SpaceX explores $60 billion acquisition of AI coding startup Cursor to integrate advanced development tools into its technology ecosystem.
The AMW Read
The potential $60B acquisition of Cursor by SpaceX/xAI represents a massive vertical integration event, combining high-end dev tools with massive compute (Colossus) and talent reshuffling.
SpaceX explores $60 billion acquisition of AI coding startup Cursor to integrate advanced development tools into its technology ecosystem.

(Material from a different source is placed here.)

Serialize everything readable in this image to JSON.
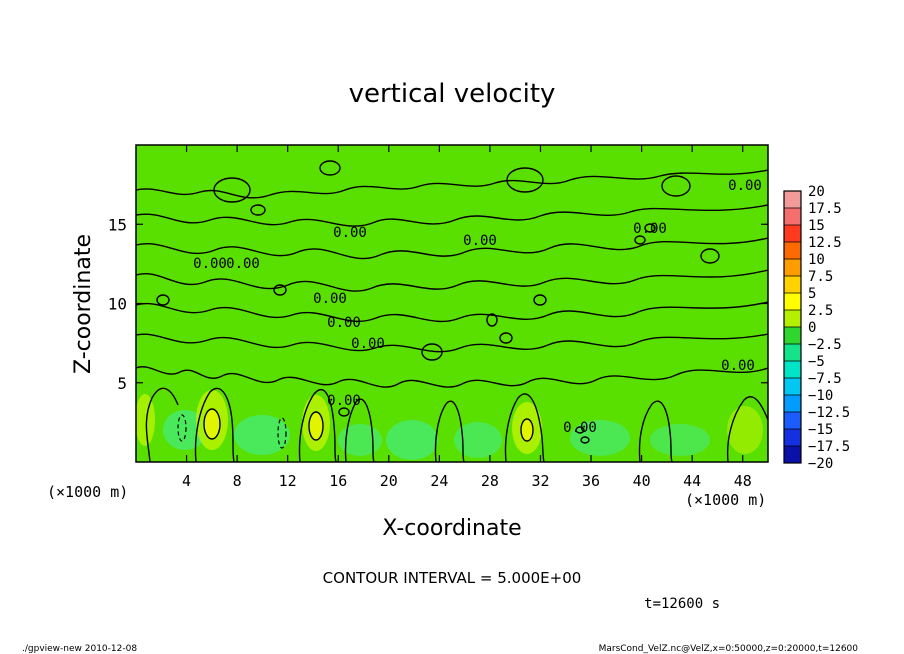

SpaceX has entered into an option agreement to acquire AI coding startup Cursor for $60 billion, according to an announcement on X. The deal also includes an alternative option to pay $10 billion for a strategic partnership. This follows a period of close cooperation where xAI provided computing resources to Cursor, enabling the startup to train its models using tens of thousands of xAI chips. Key engineering leadership from Cursor, including Andrew Milić and Jason Ginsburg, has already transitioned to xAI to report directly to Elon Musk. Cursor's valuation has seen exponential growth, rising from $2.5 billion in January 2023 to a projected $60 billion under this potential deal.
The move signals an intensification of vertical integration within the AI developer tool market. As OpenAI (with Codex) and Anthropic (with Claude Code) launch their own proprietary coding tools, SpaceX's potential acquisition of Cursor aims to combine high-end software development capabilities with massive compute power. The strategy involves leveraging SpaceX’s Colossus supercomputer, which possesses computational power equivalent to one million NVIDIA H100 chips, to enhance Cursor's product offerings. This development occurs as SpaceX prepares for a massive IPO following its merger with xAI, creating a combined entity with an estimated valuation of $1.25 trillion.
This acquisition represents a pivot toward hardware-software synergy, where massive compute infrastructure directly fuels specialized application layers. If the deal closes, the integration of Cursor with the Grok model ecosystem could consolidate the developer workflow under the Musk technological umbrella, though it may limit the multi-model flexibility currently enjoyed by Cursor users. For the broader market, this sets a precedent for 'compute-to-application' verticality, where infrastructure providers move aggressively into the software layer to capture higher margins and ensure model-hardware optimization. The industry must now watch whether this concentration of power benefits developer productivity or creates walled gardens that restrict access to competing models like Claude or GPT.